Железом шитая эта старуха слезла с облучка, подобрав подол, взяла под уздцы пегашку и завела экипаж в такую гущу, что его не стало видно с речки.
Факундо с Серым несли дозор – мы никогда не забывали выставить дозор; и когда мы подошли, он уже помогал спуститься даме с ловкостью школенного конюшего и с уверенной повадкой настоящего мужчины, знающего себе цену. Отстегнул фартук, откинул подножку, опустился на одно колено – чтобы на другое наступила изящная туфелька, выглянувшая из пены нижних юбок и темно-зеленого бархата верхней. Ах, как он выглядел в эту минуту! Залюбовавшись на него, я не сразу перевела глаза на нинью, которой он, поднявшись с колена, небрежно поклонился.
Она была чуть выше среднего роста, с волосами цвета золотистой блонды, убранными под мантилью, с мелкими чертами миловидного лица. Нежно-розовые губы, прямой нос, серые глаза под длинными ресницами раскрылись широко, когда она заметила позади меня будто выросшего из зеленой стены Каники.
– Я не опоздал? – спросил он особым, напряженным голосом, и я почувствовала, как он подобрался весь, – так же точно, как Гром, случалось, в его присутствии.
Забавно и досадно было видеть эту слабость, – и чтобы скрыть ее, – шагнул девушке навстречу, взял ее протянутые руки, привлек к себе, быстро и горячо поцеловал. Нинья вспыхнула пунцовым огнем, – но он уже отстранился, успокоенный, почувствовавший нелепость своей ревности, повернулся, собираясь, видимо, нас представить, – но в этот момент из кустов выкатились Пипо и Серый.

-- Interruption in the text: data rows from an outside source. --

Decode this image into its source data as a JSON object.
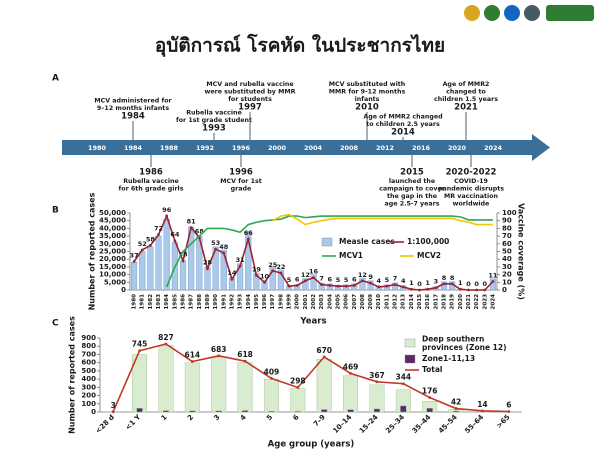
{
  "header": {
    "title": "อุบัติการณ์ โรคหัด ในประชากรไทย"
  },
  "timeline": {
    "panel": "A",
    "ticks": [
      "1980",
      "1984",
      "1988",
      "1992",
      "1996",
      "2000",
      "2004",
      "2008",
      "2012",
      "2016",
      "2020",
      "2024"
    ],
    "above": [
      {
        "year": "1984",
        "lines": [
          "MCV administered for",
          "9–12 months infants"
        ]
      },
      {
        "year": "1993",
        "lines": [
          "Rubella vaccine",
          "for 1st grade student"
        ]
      },
      {
        "year": "1997",
        "lines": [
          "MCV and rubella vaccine",
          "were substituted by MMR",
          "for students"
        ]
      },
      {
        "year": "2010",
        "lines": [
          "MCV substituted with",
          "MMR for 9-12 months",
          "infants"
        ]
      },
      {
        "year": "2014",
        "lines": [
          "Age of MMR2 changed",
          "to children 2.5 years"
        ]
      },
      {
        "year": "2021",
        "lines": [
          "Age of MMR2",
          "changed to",
          "children 1.5 years"
        ]
      }
    ],
    "below": [
      {
        "year": "1986",
        "lines": [
          "Rubella vaccine",
          "for 6th grade girls"
        ]
      },
      {
        "year": "1996",
        "lines": [
          "MCV for 1st",
          "grade"
        ]
      },
      {
        "year": "2015",
        "lines": [
          "launched the",
          "campaign to cover",
          "the gap in the",
          "age 2.5-7 years"
        ]
      },
      {
        "year": "2020-2022",
        "lines": [
          "COVID-19",
          "pandemic disrupts",
          "MR vaccination",
          "worldwide"
        ]
      }
    ]
  },
  "chart_data": [
    {
      "type": "combo",
      "panel": "B",
      "x_label": "Years",
      "y_label": "Number of reported cases",
      "y2_label": "Vaccine coverage (%)",
      "categories": [
        "1980",
        "1981",
        "1982",
        "1983",
        "1984",
        "1985",
        "1986",
        "1987",
        "1988",
        "1989",
        "1990",
        "1991",
        "1992",
        "1993",
        "1994",
        "1995",
        "1996",
        "1997",
        "1998",
        "1999",
        "2000",
        "2001",
        "2002",
        "2003",
        "2004",
        "2005",
        "2006",
        "2007",
        "2008",
        "2009",
        "2010",
        "2011",
        "2012",
        "2013",
        "2014",
        "2015",
        "2016",
        "2017",
        "2018",
        "2019",
        "2020",
        "2021",
        "2022",
        "2023",
        "2024"
      ],
      "series": [
        {
          "name": "Measle cases",
          "type": "bar",
          "color": "#a9c9ec",
          "values": [
            18000,
            25000,
            28000,
            35000,
            46000,
            31000,
            19000,
            41000,
            35000,
            15000,
            28000,
            26000,
            8000,
            17000,
            38000,
            11000,
            6000,
            15000,
            13000,
            3000,
            3500,
            7500,
            10000,
            4500,
            4000,
            3200,
            3300,
            4000,
            7800,
            6000,
            2600,
            3300,
            4600,
            2700,
            700,
            300,
            700,
            2000,
            5300,
            5300,
            700,
            200,
            100,
            200,
            7300
          ]
        },
        {
          "name": "1:100,000",
          "type": "line",
          "axis": "y2",
          "color": "#9b2335",
          "labels": true,
          "values": [
            37,
            52,
            58,
            72,
            96,
            64,
            38,
            81,
            68,
            28,
            53,
            48,
            14,
            31,
            66,
            19,
            10,
            25,
            22,
            5,
            6,
            12,
            16,
            7,
            6,
            5,
            5,
            6,
            12,
            9,
            4,
            5,
            7,
            4,
            1,
            0,
            1,
            3,
            8,
            8,
            1,
            0,
            0,
            0,
            11
          ]
        },
        {
          "name": "MCV1",
          "type": "line",
          "axis": "y2",
          "color": "#2fa84f",
          "values": [
            null,
            null,
            null,
            null,
            4,
            30,
            50,
            60,
            70,
            80,
            80,
            80,
            78,
            75,
            85,
            88,
            90,
            91,
            92,
            96,
            96,
            94,
            95,
            96,
            96,
            96,
            96,
            96,
            96,
            96,
            96,
            96,
            96,
            96,
            96,
            96,
            96,
            96,
            96,
            96,
            95,
            91,
            91,
            91,
            91
          ]
        },
        {
          "name": "MCV2",
          "type": "line",
          "axis": "y2",
          "color": "#f2c500",
          "values": [
            null,
            null,
            null,
            null,
            null,
            null,
            null,
            null,
            null,
            null,
            null,
            null,
            null,
            null,
            null,
            null,
            null,
            90,
            96,
            98,
            92,
            85,
            88,
            90,
            92,
            93,
            93,
            93,
            93,
            93,
            93,
            93,
            93,
            93,
            93,
            93,
            93,
            93,
            93,
            93,
            90,
            88,
            85,
            85,
            85
          ]
        }
      ],
      "ylim": [
        0,
        50000
      ],
      "yticks": [
        0,
        {
          "value": 5000,
          "label": "5,000"
        },
        {
          "value": 10000,
          "label": "10,000"
        },
        {
          "value": 15000,
          "label": "15,000"
        },
        {
          "value": 20000,
          "label": "20,000"
        },
        {
          "value": 25000,
          "label": "25,000"
        },
        {
          "value": 30000,
          "label": "30,000"
        },
        {
          "value": 35000,
          "label": "35,000"
        },
        {
          "value": 40000,
          "label": "40,000"
        },
        {
          "value": 45000,
          "label": "45,000"
        },
        {
          "value": 50000,
          "label": "50,000"
        }
      ],
      "y2lim": [
        0,
        100
      ],
      "y2ticks": [
        0,
        10,
        20,
        30,
        40,
        50,
        60,
        70,
        80,
        90,
        100
      ]
    },
    {
      "type": "combo",
      "panel": "C",
      "x_label": "Age group (years)",
      "y_label": "Number of reported cases",
      "categories": [
        "<28 d",
        "<1 Y",
        "1",
        "2",
        "3",
        "4",
        "5",
        "6",
        "7–9",
        "10–14",
        "15–24",
        "25–34",
        "35–44",
        "45–54",
        "55–64",
        ">65"
      ],
      "series": [
        {
          "name": "Deep southern provinces (Zone 12)",
          "type": "bar",
          "width": 0.55,
          "color": "#d9ecd0",
          "values": [
            0,
            700,
            810,
            600,
            670,
            600,
            400,
            290,
            640,
            440,
            330,
            270,
            130,
            30,
            10,
            5
          ]
        },
        {
          "name": "Zone1-11,13",
          "type": "bar",
          "width": 0.22,
          "color": "#5b2a6e",
          "values": [
            3,
            45,
            17,
            14,
            13,
            18,
            9,
            8,
            30,
            29,
            37,
            74,
            46,
            12,
            4,
            1
          ]
        },
        {
          "name": "Total",
          "type": "line",
          "color": "#c0392b",
          "labels": true,
          "values": [
            3,
            745,
            827,
            614,
            683,
            618,
            409,
            298,
            670,
            469,
            367,
            344,
            176,
            42,
            14,
            6
          ]
        }
      ],
      "ylim": [
        0,
        900
      ],
      "yticks": [
        0,
        100,
        200,
        300,
        400,
        500,
        600,
        700,
        800,
        900
      ]
    }
  ]
}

– Добрый вечер, сеньорита! – вежливо сказал Пипо, едва не наступая на край юбок. – Меня зовут Филомено, в честь крестного Филомено. Это мой отец, Факундо, это моя мать, унгана Кассандра, это мой брат, Серый, – тише, черт, не обдери подол, это тебе не наши лохмотья! Я знал, что ты красивая и добрая, – разве другая стоила бы того, кого зовут Каники!
– Так ты думаешь, я стою его? – спросила нинья с выражением тихого изумления в голосе.

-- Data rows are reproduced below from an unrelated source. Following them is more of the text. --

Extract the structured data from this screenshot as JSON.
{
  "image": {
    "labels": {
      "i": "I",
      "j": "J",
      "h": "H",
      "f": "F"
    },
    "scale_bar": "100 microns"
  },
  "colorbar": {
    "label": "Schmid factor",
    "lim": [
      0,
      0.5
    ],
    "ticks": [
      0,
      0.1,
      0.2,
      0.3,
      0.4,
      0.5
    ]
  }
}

– Еще бы! – отвечал мальчик с небрежной снисходительностью, – он не кто-нибудь, чтобы путаться с кем попало! Небось, ту белую задрыгу из Вильяверде он не взял себе, хоть и мог бы, – на что ему отрава этакая!

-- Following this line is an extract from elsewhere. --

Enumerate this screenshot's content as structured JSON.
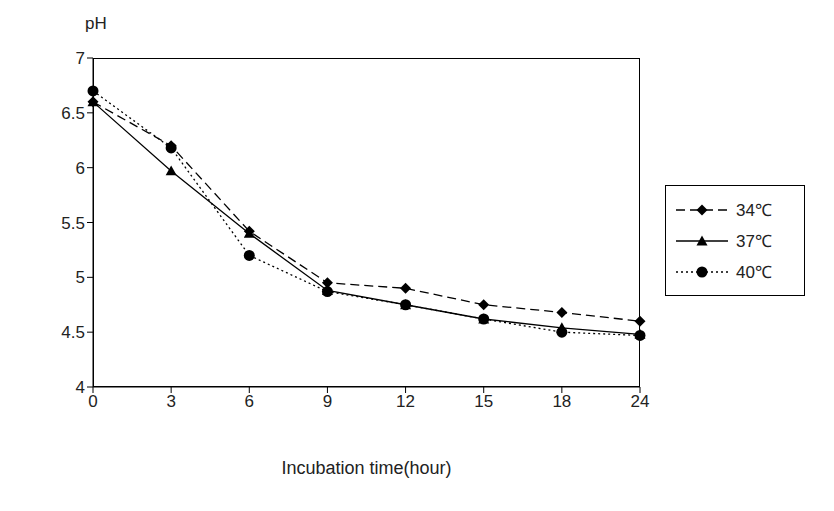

Факундо распрягал пегашку, Ма Ирене выгружала мешки, и все прислушивались к разговору. Устами младенца глаголет истина! Мой младенец был не глупее многих, но младенцем оставался и он.
– Почему ты называешь эту собаку братом? – спросила нинья. – Это его кличка?
– Нет, его зовут Серый. Он правда мой брат – молочный брат. Его мать сожрал крокодил, и моя мать взяла его к себе и выкормила своим молоком.
Могу поклясться, что по ее белому, не тронутому загаром лицу пробежала тень страха. Но она с собой совладала и сказала моему сыну:
– Ты умный мальчик, хоть и мал еще.
– Я не мальчик, – ответил он, отведя пытавшуюся его погладить маленькую белую ручку. – Я мужчина и боец, я умею воевать не хуже остальных. Вряд ли кто из твоей родни может похвастаться таким в семь лет, да и из моей тоже.
Марисели пребывала в замешательстве, но нашлась и протянула сорванцу руку:
– Рада знакомству с таким мужественным юношей. Вижу, что ты достойный крестник моего Филомено.
Мне этот разговор сказал многое: и о моем так рано повзрослевшем ребенке, и об этой белокурой девушке, на чьем запястье лежала рука моего названого брата.